L’attenzione sempre più cospicua verso il tema dell’abbattimento del consumo energetico diventa primaria proprio per il fatto che al settore edilizio va attribuito un ruolo chiave per il raggiungimento degli obiettivi prefissati dall’UE in termini di efficienza energetica: ad oggi il 40% del consumo di energia e un terzo delle emissioni di CO2 va infatti imputato al consumo degli edifici costruiti. Per queste ragioni, con l’introduzione di costruzioni a energia quasi zero in tutta l’Unione Europea si presume la diminuzione di oltre il 40% dei consumi energetici già dal 2050.

La Direttiva riguarda difatti tutte le nuove costruzioni e le ristrutturazioni importanti e impone agli Stati membri di dotarsi di sistemi di certificazione energetica il più omogenei possibili, chiamandoli anche a prevedere degli incentivi economici e finanziari volti alla trasformazione degli edifici già esistenti in edifici a energia quasi zero.

La definizione di nZEB si trova nella Direttiva stessa: “edificio a energia zero: edificio ad altissima prestazione energetica, determinata conformemente all’allegato I. Il fabbisogno energetico molto basso o quasi nullo dovrebbe essere coperto in misura molto significativa da energia da fonti rinnovabili, compresa l’energia da fonti rinnovabili prodotta in loco o nelle vicinanze.”

Seppur questa definizione possa risultare chiara, di certo non delinea nel dettaglio i parametri numerici mediante i quali possano ottenersi edifici a energia quasi zero, né tantomeno i limiti che si debbano rispettare o come questa efficienza energetica possa e debba essere calcolata.

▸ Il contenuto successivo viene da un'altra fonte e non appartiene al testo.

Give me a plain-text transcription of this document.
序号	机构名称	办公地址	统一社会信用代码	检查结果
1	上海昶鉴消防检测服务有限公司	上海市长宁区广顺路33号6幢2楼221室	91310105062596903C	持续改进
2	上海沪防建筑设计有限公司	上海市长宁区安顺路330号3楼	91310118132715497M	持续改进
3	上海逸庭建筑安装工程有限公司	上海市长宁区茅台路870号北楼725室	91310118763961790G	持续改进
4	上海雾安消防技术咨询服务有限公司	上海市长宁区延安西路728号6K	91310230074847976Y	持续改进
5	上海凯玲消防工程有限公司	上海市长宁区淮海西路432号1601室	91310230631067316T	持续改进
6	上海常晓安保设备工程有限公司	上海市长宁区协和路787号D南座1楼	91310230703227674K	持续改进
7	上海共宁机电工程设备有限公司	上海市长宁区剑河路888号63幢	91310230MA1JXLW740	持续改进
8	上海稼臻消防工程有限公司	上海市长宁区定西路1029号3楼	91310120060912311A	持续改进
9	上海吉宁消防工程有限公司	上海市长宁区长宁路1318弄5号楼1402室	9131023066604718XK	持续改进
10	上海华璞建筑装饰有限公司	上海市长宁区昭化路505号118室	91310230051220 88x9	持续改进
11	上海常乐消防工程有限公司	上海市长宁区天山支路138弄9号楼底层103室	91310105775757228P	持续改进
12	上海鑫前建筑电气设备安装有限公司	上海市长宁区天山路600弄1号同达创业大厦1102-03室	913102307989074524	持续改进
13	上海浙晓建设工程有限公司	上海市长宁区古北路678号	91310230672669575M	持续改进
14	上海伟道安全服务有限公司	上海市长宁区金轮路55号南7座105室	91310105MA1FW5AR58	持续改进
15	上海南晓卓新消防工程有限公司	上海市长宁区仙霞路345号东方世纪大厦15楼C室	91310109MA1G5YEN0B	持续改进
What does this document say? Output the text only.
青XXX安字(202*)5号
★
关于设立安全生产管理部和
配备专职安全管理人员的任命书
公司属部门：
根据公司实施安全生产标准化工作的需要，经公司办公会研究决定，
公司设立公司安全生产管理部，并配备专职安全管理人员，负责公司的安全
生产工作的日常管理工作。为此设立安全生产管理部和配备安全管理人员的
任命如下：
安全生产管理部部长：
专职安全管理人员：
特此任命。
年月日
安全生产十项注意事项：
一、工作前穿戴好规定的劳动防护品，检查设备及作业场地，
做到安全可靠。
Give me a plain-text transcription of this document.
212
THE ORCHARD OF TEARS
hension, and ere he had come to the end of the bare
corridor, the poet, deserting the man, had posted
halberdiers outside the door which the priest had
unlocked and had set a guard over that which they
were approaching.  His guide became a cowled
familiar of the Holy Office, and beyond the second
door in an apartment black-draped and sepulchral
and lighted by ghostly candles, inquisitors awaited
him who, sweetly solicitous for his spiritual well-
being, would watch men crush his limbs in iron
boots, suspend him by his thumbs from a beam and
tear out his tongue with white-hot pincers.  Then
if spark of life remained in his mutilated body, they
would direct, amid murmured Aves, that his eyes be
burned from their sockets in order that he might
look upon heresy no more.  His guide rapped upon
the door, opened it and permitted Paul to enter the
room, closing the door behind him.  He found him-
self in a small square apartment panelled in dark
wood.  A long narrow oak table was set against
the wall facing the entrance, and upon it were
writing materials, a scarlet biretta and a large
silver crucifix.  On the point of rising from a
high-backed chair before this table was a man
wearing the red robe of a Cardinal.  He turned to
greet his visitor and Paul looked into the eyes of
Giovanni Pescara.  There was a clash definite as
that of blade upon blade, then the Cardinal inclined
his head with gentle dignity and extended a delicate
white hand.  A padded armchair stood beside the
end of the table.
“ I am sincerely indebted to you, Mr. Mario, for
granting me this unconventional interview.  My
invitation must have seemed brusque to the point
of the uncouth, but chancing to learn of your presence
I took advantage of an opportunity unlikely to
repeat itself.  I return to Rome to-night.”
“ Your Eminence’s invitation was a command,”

L’apparente reticenza di informazioni è riconducibile al fatto che l’UE abbia voluto che ogni Paese membro recepisse la Direttiva e la rielaborasse in base alle proprie specifiche esigenze e situazioni locali.

Articolo 9 – Edifici a energia quasi zero Gli Stati membri provvedono affinché:

  • entro il 31 dicembre 2020 tutti gli edifici di nuova costruzione siano edifici a energia quasi zero;
  • entro il 31 dicembre 2018 gli edifici di nuova costruzione occupati da enti pubblici e di proprietà di questi ultimi siano edifici a energia quasi zero.

Gli Stati membri procedono inoltre, sulla scorta dell’esempio del settore pubblico, alla definizione di politiche e all’adozione di misure, quali la fissazione di obiettivi, finalizzate a incentivare la trasformazione degli edifici ristrutturati in edifici a energia zero e ne informano la Commissione nei piani nazionali (..).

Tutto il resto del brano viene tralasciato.